Editorial
Fantastic Fourth
Posted June 28, 2007
The glorious national birthday we celebrate on Wednesday invites us to drop our guard against the off-Island world and to consider the marvelous connections we have with the vast palette of Americans, quite a few of whom will have chosen to celebrate their independence here with us.
The Fourth is a grand, old-time celebration, and in keeping with the Vineyard's stubborn adherence in most things to revered past practice, whether for good or ill, we shall celebrate it in the ways we always have.
There will be barbecues and fireworks and beach picnics and relatives, and there will be the parade in Edgartown - little changed over the years, wonderfully down to earth - expressive not just of the town that is the county seat, but of the Vineyard as a whole. And visitors, as well as residents, will line the route to smile at the simplicity of it, the silliness of it, the unspectacular but authentic character of a community that has not forgotten what it means to be free and values its independence above all. Here is the moment to acknowledge the determination and hard work that has led to this day. And, of course, we must also acknowledge that there is work yet to be done to realize the promise enshrined at the nation's birth. But, we can take comfort in our relentless determination to do better, to right the wrongs we see, to make new and better opportunities for ourselves and our neighbors, to seize those opportunities, and ultimately to live more freely. So, it's a moment to kick up our heels.

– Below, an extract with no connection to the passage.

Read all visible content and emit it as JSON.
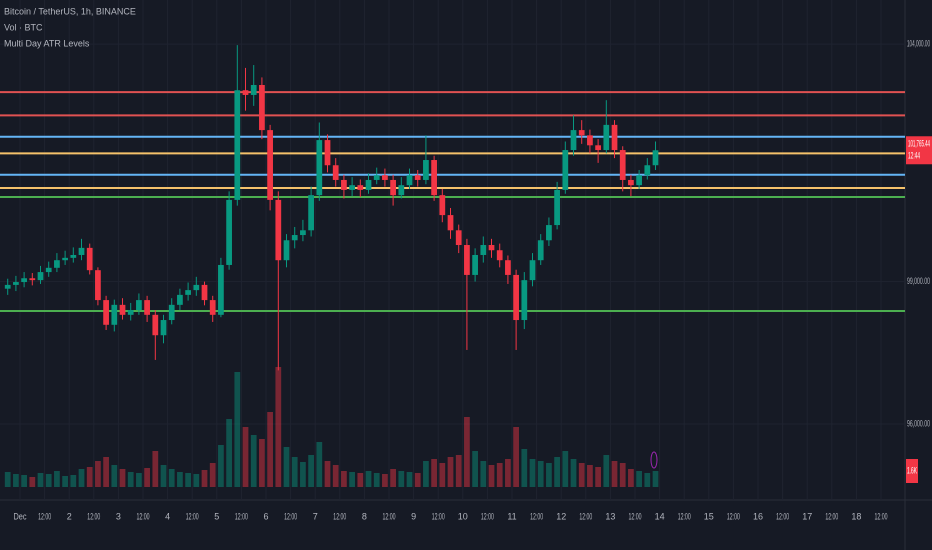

The first celebration of Independence Day occurred in Philadelphia in July 1777, a year after the "Unanimous Declaration of the Thirteen United States of America" was adopted by the Second Continental Congress. It became, after the end of the War of 1812, the nation's greatest secular holiday. And it remains so: noisy, happy, lively, unrestrained, a moment at early summer when Islanders drop their customary seasonal back-off attitude and instead say welcome.